Reasonable People May Disagree

And indeed they often do. Examples abound, from the right way to deconstruct and decode the human genome to the proper method of bleeding a brake line, etc. But each of these things are predicated upon a certain amount of knowledge and more than a minimal dose of reason. After all, reasonable does lead the rest of the sentence. And while we might, as I often have, argue about just what reasonable means, we can probably accept that it is at least somewhat context dependent.

For the sake of the argument I am about to make, one about politics and policy, reasonable shall be taken to mean a willingness to expose one’s beliefs to reason. Then by reason I mean rational thought, whereby one’s beliefs, when in conflict with objective reality, fall.

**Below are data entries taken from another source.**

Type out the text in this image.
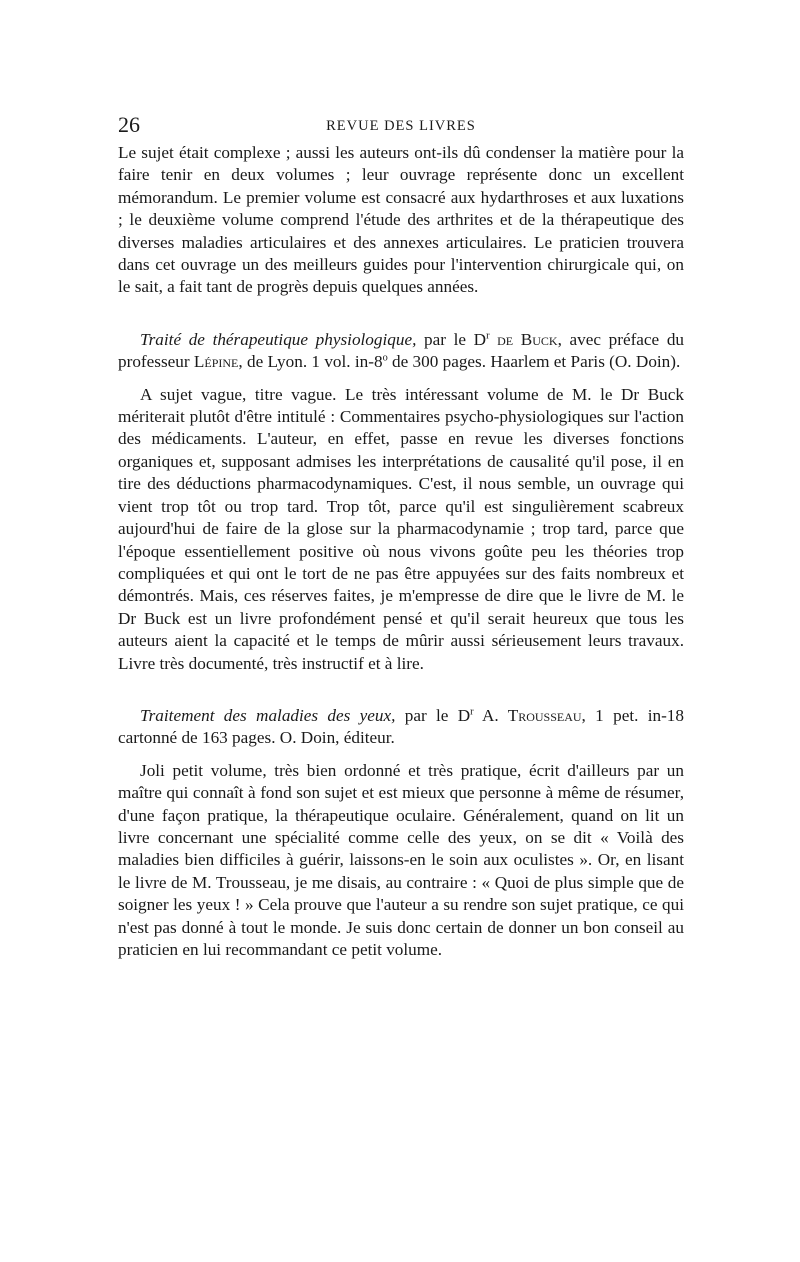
26	REVUE DES LIVRES

Le sujet était complexe ; aussi les auteurs ont-ils dû condenser la matière pour la faire tenir en deux volumes ; leur ouvrage représente donc un excellent mémorandum. Le premier volume est consacré aux hydarthroses et aux luxations ; le deuxième volume comprend l'étude des arthrites et de la thérapeutique des diverses maladies articulaires et des annexes articulaires. Le praticien trouvera dans cet ouvrage un des meilleurs guides pour l'intervention chirurgicale qui, on le sait, a fait tant de progrès depuis quelques années.

Traité de thérapeutique physiologique, par le $D^r$ de Buck, avec préface du professeur Lépine, de Lyon. 1 vol. in-8$^o$ de 300 pages. Haarlem et Paris (O. Doin).

A sujet vague, titre vague. Le très intéressant volume de M. le Dr Buck mériterait plutôt d'être intitulé : Commentaires psycho-physiologiques sur l'action des médicaments. L'auteur, en effet, passe en revue les diverses fonctions organiques et, supposant admises les interprétations de causalité qu'il pose, il en tire des déductions pharmacodynamiques. C'est, il nous semble, un ouvrage qui vient trop tôt ou trop tard. Trop tôt, parce qu'il est singulièrement scabreux aujourd'hui de faire de la glose sur la pharmacodynamie ; trop tard, parce que l'époque essentiellement positive où nous vivons goûte peu les théories trop compliquées et qui ont le tort de ne pas être appuyées sur des faits nombreux et démontrés. Mais, ces réserves faites, je m'empresse de dire que le livre de M. le Dr Buck est un livre profondément pensé et qu'il serait heureux que tous les auteurs aient la capacité et le temps de mûrir aussi sérieusement leurs travaux. Livre très documenté, très instructif et à lire.

Traitement des maladies des yeux, par le $D^r$ A. Trousseau, 1 pet. in-18 cartonné de 163 pages. O. Doin, éditeur.

Joli petit volume, très bien ordonné et très pratique, écrit d'ailleurs par un maître qui connaît à fond son sujet et est mieux que personne à même de résumer, d'une façon pratique, la thérapeutique oculaire. Généralement, quand on lit un livre concernant une spécialité comme celle des yeux, on se dit « Voilà des maladies bien difficiles à guérir, laissons-en le soin aux oculistes ». Or, en lisant le livre de M. Trousseau, je me disais, au contraire : « Quoi de plus simple que de soigner les yeux ! » Cela prouve que l'auteur a su rendre son sujet pratique, ce qui n'est pas donné à tout le monde. Je suis donc certain de donner un bon conseil au praticien en lui recommandant ce petit volume.
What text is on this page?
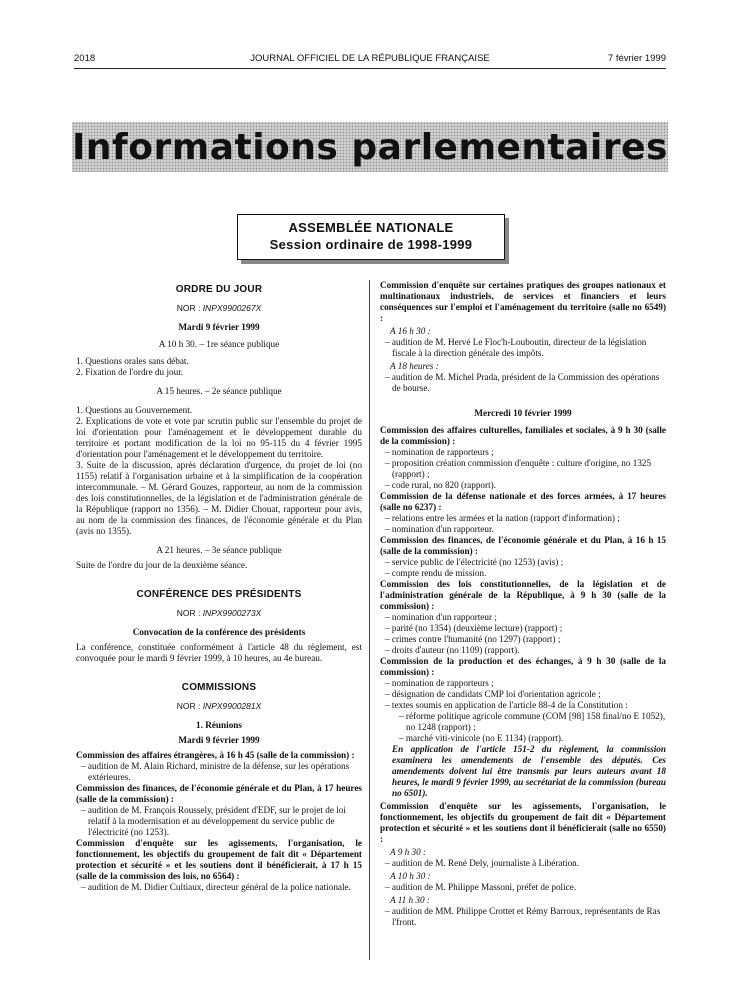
2018	JOURNAL OFFICIEL DE LA RÉPUBLIQUE FRANÇAISE	7 février 1999
Informations parlementaires
ASSEMBLÉE NATIONALE
Session ordinaire de 1998-1999

ORDRE DU JOUR

NOR : INPX9900267X

Mardi 9 février 1999

A 10 h 30. – 1re séance publique

1. Questions orales sans débat.

2. Fixation de l'ordre du jour.

A 15 heures. – 2e séance publique

1. Questions au Gouvernement.

2. Explications de vote et vote par scrutin public sur l'ensemble du projet de loi d'orientation pour l'aménagement et le développement durable du territoire et portant modification de la loi no 95-115 du 4 février 1995 d'orientation pour l'aménagement et le développement du territoire.

3. Suite de la discussion, après déclaration d'urgence, du projet de loi (no 1155) relatif à l'organisation urbaine et à la simplification de la coopération intercommunale. – M. Gérard Gouzes, rapporteur, au nom de la commission des lois constitutionnelles, de la législation et de l'administration générale de la République (rapport no 1356). – M. Didier Chouat, rapporteur pour avis, au nom de la commission des finances, de l'économie générale et du Plan (avis no 1355).

A 21 heures. – 3e séance publique

Suite de l'ordre du jour de la deuxième séance.

CONFÉRENCE DES PRÉSIDENTS

NOR : INPX9900273X

Convocation de la conférence des présidents

La conférence, constituée conformément à l'article 48 du règlement, est convoquée pour le mardi 9 février 1999, à 10 heures, au 4e bureau.

COMMISSIONS

NOR : INPX9900281X

1. Réunions

Mardi 9 février 1999

Commission des affaires étrangères, à 16 h 45 (salle de la commission) :

– audition de M. Alain Richard, ministre de la défense, sur les opérations extérieures.

Commission des finances, de l'économie générale et du Plan, à 17 heures (salle de la commission) :

– audition de M. François Roussely, président d'EDF, sur le projet de loi relatif à la modernisation et au développement du service public de l'électricité (no 1253).

Commission d'enquête sur les agissements, l'organisation, le fonctionnement, les objectifs du groupement de fait dit « Département protection et sécurité » et les soutiens dont il bénéficierait, à 17 h 15 (salle de la commission des lois, no 6564) :

– audition de M. Didier Cultiaux, directeur général de la police nationale.

Commission d'enquête sur certaines pratiques des groupes nationaux et multinationaux industriels, de services et financiers et leurs conséquences sur l'emploi et l'aménagement du territoire (salle no 6549) :

A 16 h 30 :

– audition de M. Hervé Le Floc'h-Louboutin, directeur de la législation fiscale à la direction générale des impôts.

A 18 heures :

– audition de M. Michel Prada, président de la Commission des opérations de bourse.

Mercredi 10 février 1999

Commission des affaires culturelles, familiales et sociales, à 9 h 30 (salle de la commission) :

– nomination de rapporteurs ;

– proposition création commission d'enquête : culture d'origine, no 1325 (rapport) ;

– code rural, no 820 (rapport).

Commission de la défense nationale et des forces armées, à 17 heures (salle no 6237) :

– relations entre les armées et la nation (rapport d'information) ;

– nomination d'un rapporteur.

Commission des finances, de l'économie générale et du Plan, à 16 h 15 (salle de la commission) :

– service public de l'électricité (no 1253) (avis) ;

– compte rendu de mission.

Commission des lois constitutionnelles, de la législation et de l'administration générale de la République, à 9 h 30 (salle de la commission) :

– nomination d'un rapporteur ;

– parité (no 1354) (deuxième lecture) (rapport) ;

– crimes contre l'humanité (no 1297) (rapport) ;

– droits d'auteur (no 1109) (rapport).

Commission de la production et des échanges, à 9 h 30 (salle de la commission) :

– nomination de rapporteurs ;

– désignation de candidats CMP loi d'orientation agricole ;

– textes soumis en application de l'article 88-4 de la Constitution :

– réforme politique agricole commune (COM [98] 158 final/no E 1052), no 1248 (rapport) ;

– marché viti-vinicole (no E 1134) (rapport).

En application de l'article 151-2 du règlement, la commission examinera les amendements de l'ensemble des députés. Ces amendements doivent lui être transmis par leurs auteurs avant 18 heures, le mardi 9 février 1999, au secrétariat de la commission (bureau no 6501).

Commission d'enquête sur les agissements, l'organisation, le fonctionnement, les objectifs du groupement de fait dit « Département protection et sécurité » et les soutiens dont il bénéficierait (salle no 6550) :

A 9 h 30 :

– audition de M. René Dely, journaliste à Libération.

A 10 h 30 :

– audition de M. Philippe Massoni, préfet de police.

A 11 h 30 :

– audition de MM. Philippe Crottet et Rémy Barroux, représentants de Ras l'front.
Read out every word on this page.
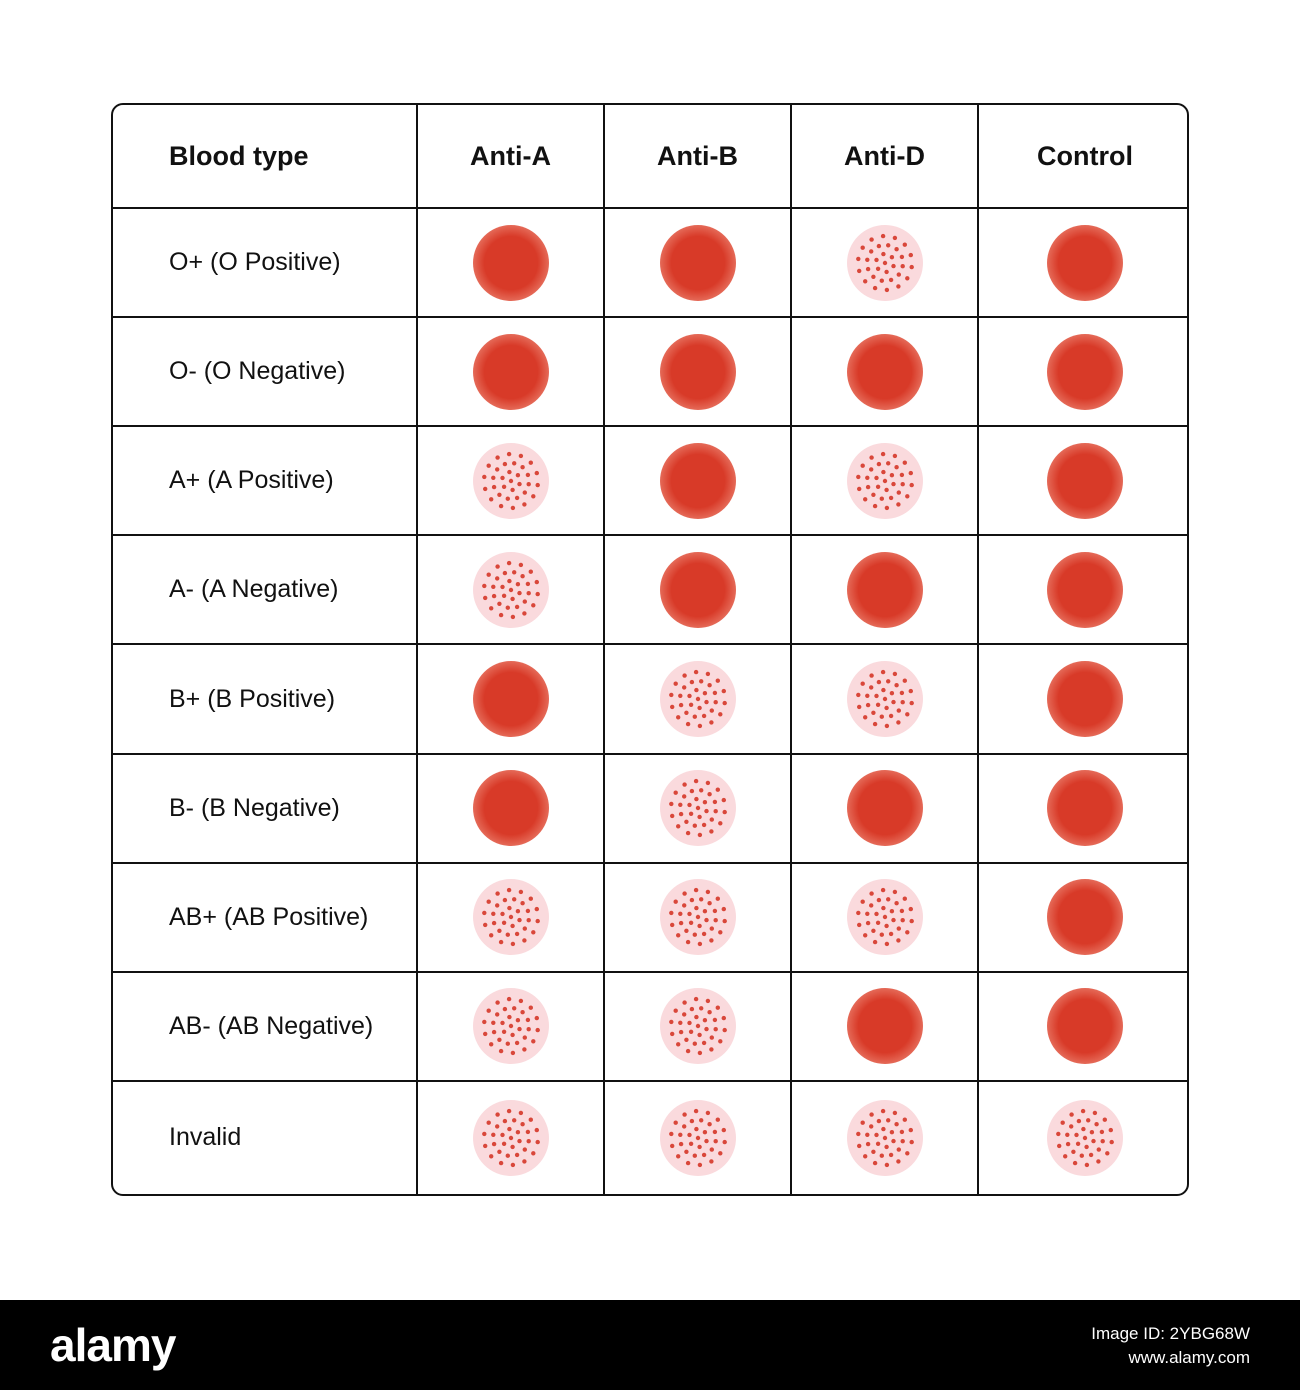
Blood type	Anti-A	Anti-B	Anti-D	Control
O+ (O Positive)				
O- (O Negative)				
A+ (A Positive)				
A- (A Negative)				
B+ (B Positive)				
B- (B Negative)				
AB+ (AB Positive)				
AB- (AB Negative)				
Invalid				
alamy	Image ID: 2YBG68W
www.alamy.com
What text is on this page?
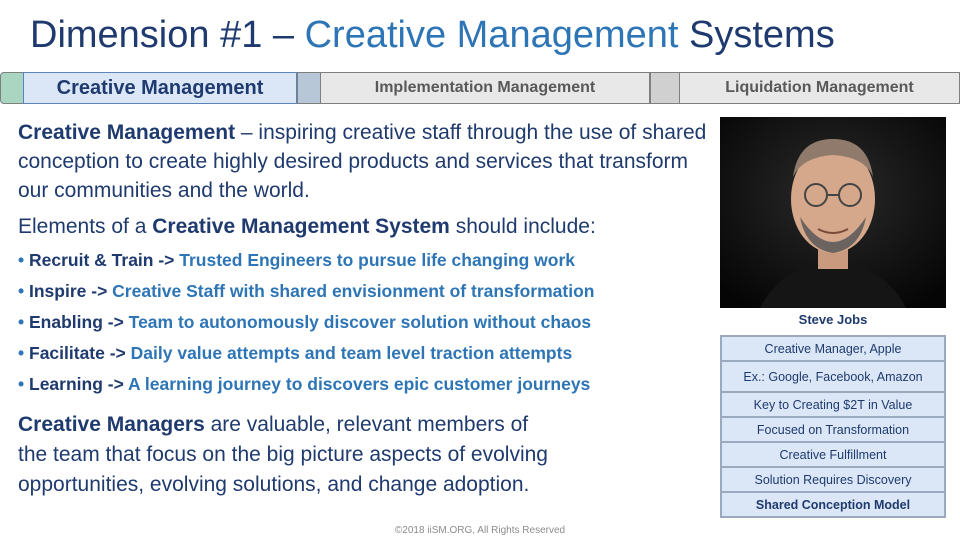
Dimension #1 – Creative Management Systems
Creative Management	Implementation Management	Liquidation Management

Creative Management – inspiring creative staff through the use of shared conception to create highly desired products and services that transform our communities and the world.

Elements of a Creative Management System should include:

• Recruit & Train -> Trusted Engineers to pursue life changing work
• Inspire -> Creative Staff with shared envisionment of transformation
• Enabling -> Team to autonomously discover solution without chaos
• Facilitate -> Daily value attempts and team level traction attempts
• Learning -> A learning journey to discovers epic customer journeys

Creative Managers are valuable, relevant members of
the team that focus on the big picture aspects of evolving
opportunities, evolving solutions, and change adoption.

Steve Jobs
Creative Manager, Apple
Ex.: Google, Facebook, Amazon
Key to Creating $2T in Value
Focused on Transformation
Creative Fulfillment
Solution Requires Discovery
Shared Conception Model
©2018 iiSM.ORG, All Rights Reserved
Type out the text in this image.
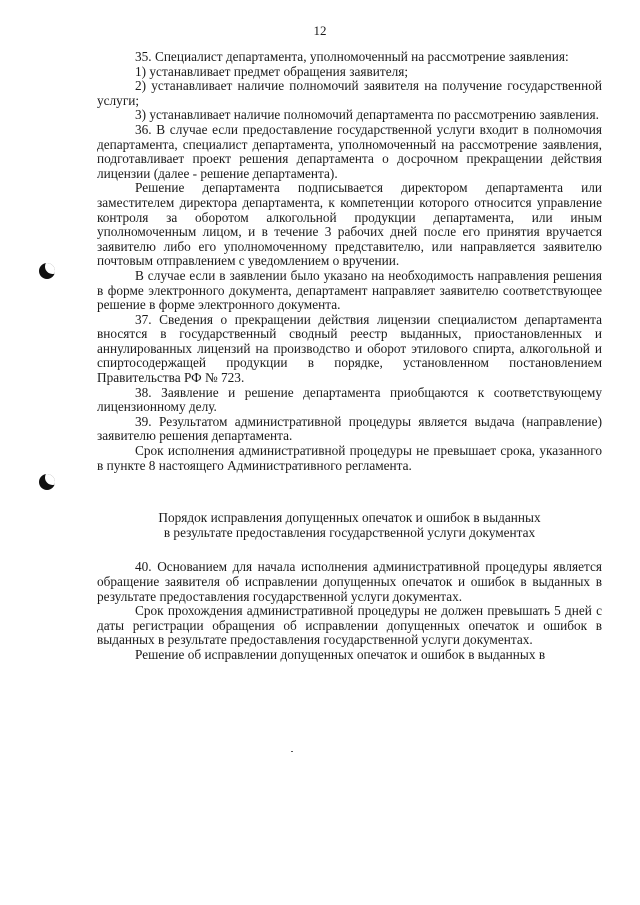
12

35. Специалист департамента, уполномоченный на рассмотрение заявления:

1) устанавливает предмет обращения заявителя;

2) устанавливает наличие полномочий заявителя на получение государственной услуги;

3) устанавливает наличие полномочий департамента по рассмотрению заявления.

36. В случае если предоставление государственной услуги входит в полномочия департамента, специалист департамента, уполномоченный на рассмотрение заявления, подготавливает проект решения департамента о досрочном прекращении действия лицензии (далее - решение департамента).

Решение департамента подписывается директором департамента или заместителем директора департамента, к компетенции которого относится управление контроля за оборотом алкогольной продукции департамента, или иным уполномоченным лицом, и в течение 3 рабочих дней после его принятия вручается заявителю либо его уполномоченному представителю, или направляется заявителю почтовым отправлением с уведомлением о вручении.

В случае если в заявлении было указано на необходимость направления решения в форме электронного документа, департамент направляет заявителю соответствующее решение в форме электронного документа.

37. Сведения о прекращении действия лицензии специалистом департамента вносятся в государственный сводный реестр выданных, приостановленных и аннулированных лицензий на производство и оборот этилового спирта, алкогольной и спиртосодержащей продукции в порядке, установленном постановлением Правительства РФ № 723.

38. Заявление и решение департамента приобщаются к соответствующему лицензионному делу.

39. Результатом административной процедуры является выдача (направление) заявителю решения департамента.

Срок исполнения административной процедуры не превышает срока, указанного в пункте 8 настоящего Административного регламента.

Порядок исправления допущенных опечаток и ошибок в выданных
в результате предоставления государственной услуги документах

40. Основанием для начала исполнения административной процедуры является обращение заявителя об исправлении допущенных опечаток и ошибок в выданных в результате предоставления государственной услуги документах.

Срок прохождения административной процедуры не должен превышать 5 дней с даты регистрации обращения об исправлении допущенных опечаток и ошибок в выданных в результате предоставления государственной услуги документах.

Решение об исправлении допущенных опечаток и ошибок в выданных в
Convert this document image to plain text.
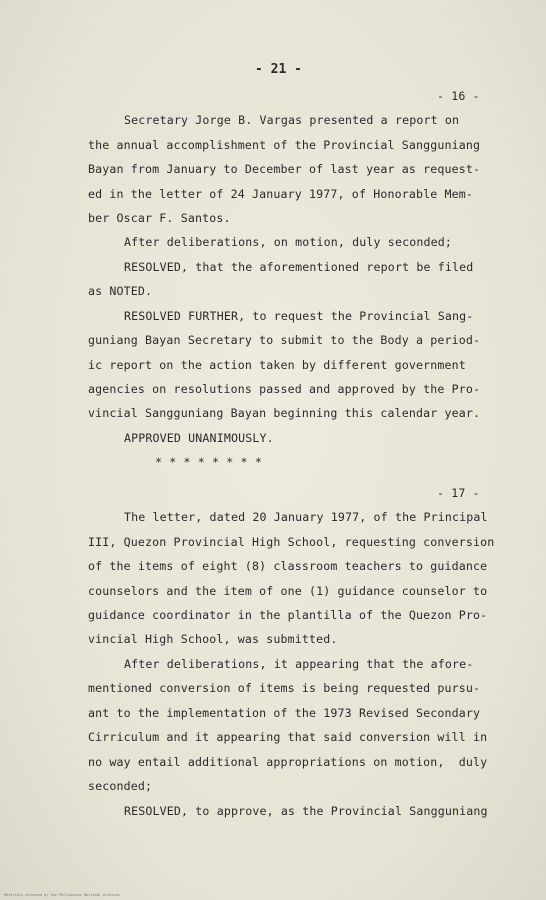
- 21 -
- 16 -
Secretary Jorge B. Vargas presented a report on
the annual accomplishment of the Provincial Sangguniang
Bayan from January to December of last year as request-
ed in the letter of 24 January 1977, of Honorable Mem-
ber Oscar F. Santos.
After deliberations, on motion, duly seconded;
RESOLVED, that the aforementioned report be filed
as NOTED.
RESOLVED FURTHER, to request the Provincial Sang-
guniang Bayan Secretary to submit to the Body a period-
ic report on the action taken by different government
agencies on resolutions passed and approved by the Pro-
vincial Sangguniang Bayan beginning this calendar year.
APPROVED UNANIMOUSLY.
* * * * * * * *
- 17 -
The letter, dated 20 January 1977, of the Principal
III, Quezon Provincial High School, requesting conversion
of the items of eight (8) classroom teachers to guidance
counselors and the item of one (1) guidance counselor to
guidance coordinator in the plantilla of the Quezon Pro-
vincial High School, was submitted.
After deliberations, it appearing that the afore-
mentioned conversion of items is being requested pursu-
ant to the implementation of the 1973 Revised Secondary
Cirriculum and it appearing that said conversion will in
no way entail additional appropriations on motion,  duly
seconded;
RESOLVED, to approve, as the Provincial Sangguniang
Materials released by the Philippines National Archives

Partisans off all stripes often have a tenuous relationship with rationality. This is not unique to America, nor to democracies. However, a healthy functioning democracy requires reasonable people in a way that an authoritarian regime never will. As much as I personally despise the median voter theorem, it does hold some explanatory power vis-à-vis American politics. It is such that, at least theoretically, politicians will seek some middle ground between the two polar extremes. In short, let us assume that there is a relatively strong centralizing tendency present in  American politics (I think this is generally true, while missing much fine detail, but suffices here).

But what does good (read: rational) policy making require? Well, rational actors, quite obviously. Just who do we mean by actors, though? Will it suffice to have rational, reasonable elected officials and agency heads? Without getting deep in the weeds about degrees of freedom, agency issues, etc. it ought to be clear that policymakers (politicians and agency personnel) are necessary but not sufficient. They are not sufficient due to their source of power (voters and the people elected by voters), which means that our rational policymaking regime requires a reasonable polity.

Again, the emphasis is on reasonable, not unanimity of beliefs/values, etc. What is necessary is a common vocabulary, some core shared knowledge and a willingness to expose one’s beliefs to objective truth, insofar as such a thing exists. This civic dialogue helps to make finding that median a bit more clear. And ensures that such a point still sits within the realm of rational policymaking.

Unfortunately, one of our two major political parties has long ago abandoned rational thought, preferring instead a series of slogans, fearmongering and religious hucksterism. All of these are the sworn enemy to reasonableness. The examples are legion, but let’s think about just a few things one has to believe in order to be a Republican in good standing.

  1. Obama is secretly a Kenyan Muslim, despite his birth record from the state of Hawai’i and his attendance of a Christian church.
  2. Global warming is a secret plot by scientists who hate capitalism and want the world to return to the Stone Age.
  3. Two people of the same gender who love each other and wish to get married are secretly plotting to undermine the institution of marriage.

Let us just accept that the modern GOP is a party built upon a frighteningly large number of conspiracy theories (Hofstadter’s Paranoid Style on steroids, if you will). Nearly of these “theories” are easily falsifiable. Yet they persist, not merely on the fringe of the Republican Party, but in the very mainstream of it.

This makes rational policymaking nearly impossible. Not only does it prevent the type of civic dialogue necessary for democracy to exist (how does one have a dialogue with someone yelling socialist at you?), but it has the potential to drastically shift the median voter to a point well outside of what would be objectively good policymaking (see, for example, polling data on the lower Manhattan mosque).

All of this does not bode well for the future of our democracy or our country. We have come to a point where knowledge and expertise are cast aside for religion and gut feeling, by at least one-third of our population. Will we look back on this time as an aberration in a great country’s trajectory, or will future historians cite 21st century America as they do Rome- a once great empire that lost its way.